The hardest part about making a map I’ve found is figuring out which datasets to use and how to filter and shape them to fit the goals of your map. In the case of this map, the following layers were used.

Base Contours

These were based on the EU-DEM elevation model from the EU’s Copernicus Program. The conversion of the raw DEM data to contour polygons was done via GDAL. This process was a bit of a stumbling block, as the large DEM formed by the mosaic of the tiles required to cover the entirety of the Alps, the polygon generation time became untenable. A quick search of GitHub turned up a relevant bug and after a couple attempts I had a patch that allowed me to generate the entire set of polygons in a much more reasonable time. As a bonus, the patch was accepted upstream and I was able to become a contributor to GDAL as well!

Rivers

Based on data from OpenStreetMap. One of the biggest challenges was deciding which rivers to include and which not to included. I knew that I wanted to include some major rivers, e.g. the Po and the Adige, so to start I wrote a few small scripts to remove rivers that had no name or were very short. However, I still had far too many rivers after this process and so I spent a lot of time going through each region and trying to decide which rivers to include and which to drop from the map. This is definitely an area that I would like to improve upon in the future, as the manual process took a lot of time and I think more time invested in the front-end in data processing could have paid dividends. Once I’d chosen which rivers I wanted, I needed to reduce the amount of detail a little bit, as even at my large target size, the rivers just had too much detail. The geometry generator features in QGIS made this pretty easy, as I could just tweak a combination of the simplify and smooth functions until I had something that looked good at the target size. This is another area that I’d love to figure out a better approach for, as it took a long time to find good parameters and it seems like there might be a way to get closer to optimal results given that the size of the input features and the size of the output map are known.

Mountain Peaks

A mix of importing these from OpenStreetMap and manually digitization. In retrospect, I should have tried to extract more peak features from OpenStreetMap as I had to manually look up and copy the height and name data for all the peaks I digitized myself, a lengthy process.

Bathymetry

Very similar to the process for the land contours, the data here was obtained from GEBCO.

Cities

Similar to the peaks, a combination of OpenStreetMap data and manual digitization. Much of the distinction between the two classes of city on the map is based on what seemed true to me based on my experience and whatever Wikipedia said about a given place, but it’s certainly the case that there are some cities that could plausibly be in either tier. In the end, I just picked whichever felt right.

The Labels

For labeling the map, I used 2 fonts, Cormorant Garamond for a serif font and Bell Topo Sans for a sans serif. Huge thanks to Sarah Bell for responding to my email and adding a few missing characters I needed for the map!

Mountain Ranges

One thing I learned while creating this map is that there are competing systems for defining sub-ranges of the Alps. I chose to use one of the more modern interpretations as it seemed to be the most consistent across the entire range.

The Projection

For a projection, I chose the Lambert Azimuthal Equal Area projection, specifically EPSG: 3035, which is recommended by the EEA for display maps.
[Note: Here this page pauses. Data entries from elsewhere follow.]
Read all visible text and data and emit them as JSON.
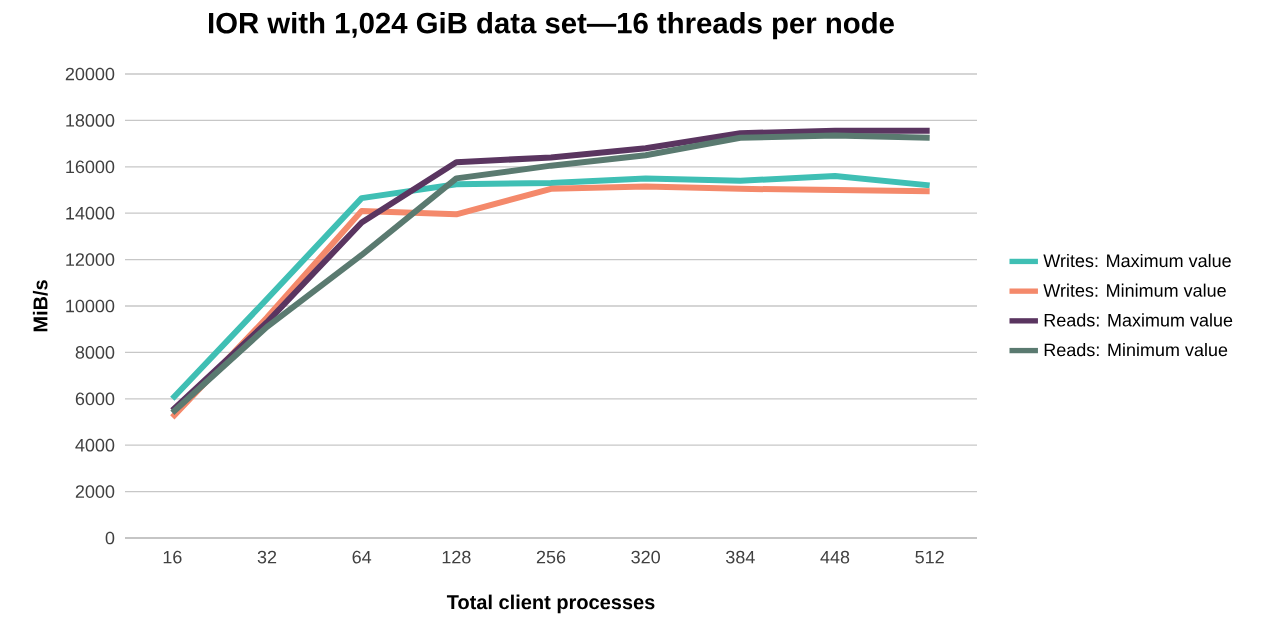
{
  "chart_data": {
    "type": "line",
    "title": "IOR with 1,024 GiB data set—16 threads per node",
    "xlabel": "Total client processes",
    "ylabel": "MiB/s",
    "categories": [
      "16",
      "32",
      "64",
      "128",
      "256",
      "320",
      "384",
      "448",
      "512"
    ],
    "series": [
      {
        "name": "Writes: Maximum value",
        "color": "#3fbfb4",
        "values": [
          6000,
          10300,
          14650,
          15250,
          15300,
          15500,
          15400,
          15600,
          15200
        ]
      },
      {
        "name": "Writes: Minimum value",
        "color": "#f4896b",
        "values": [
          5200,
          9500,
          14100,
          13950,
          15050,
          15150,
          15050,
          15000,
          14950
        ]
      },
      {
        "name": "Reads: Maximum value",
        "color": "#5a3560",
        "values": [
          5500,
          9300,
          13600,
          16200,
          16400,
          16800,
          17450,
          17550,
          17550
        ]
      },
      {
        "name": "Reads: Minimum value",
        "color": "#5a7a70",
        "values": [
          5400,
          9100,
          12200,
          15500,
          16050,
          16500,
          17250,
          17350,
          17250
        ]
      }
    ],
    "ylim": [
      0,
      20000
    ],
    "yticks": [
      0,
      2000,
      4000,
      6000,
      8000,
      10000,
      12000,
      14000,
      16000,
      18000,
      20000
    ],
    "grid": "y",
    "legend": "right",
    "marker": "none",
    "line_style": "solid"
  }
}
Tissot's indicatrix for EPSG 3505

Tissot's indicatrix for EPSG 3505, showing the low distortion across Europe, especially for the Alps region

Bringing it all together

The general process for this map was to prepare vector data and symbology in QGIS, then export it as a vector PDF and import those into Affinity Designer. Once there, I added all the labels and label knockouts manually. This was a long process, but a fulfilling one. The entire outer frame and bottom area were also designed in Affinity Designer. Overall, Affinity Designer was a pretty good tool for this project, although once I brought in all the contour layers it did get a little slow and an export of the final map from Affinity Designer to pdf took a very long time.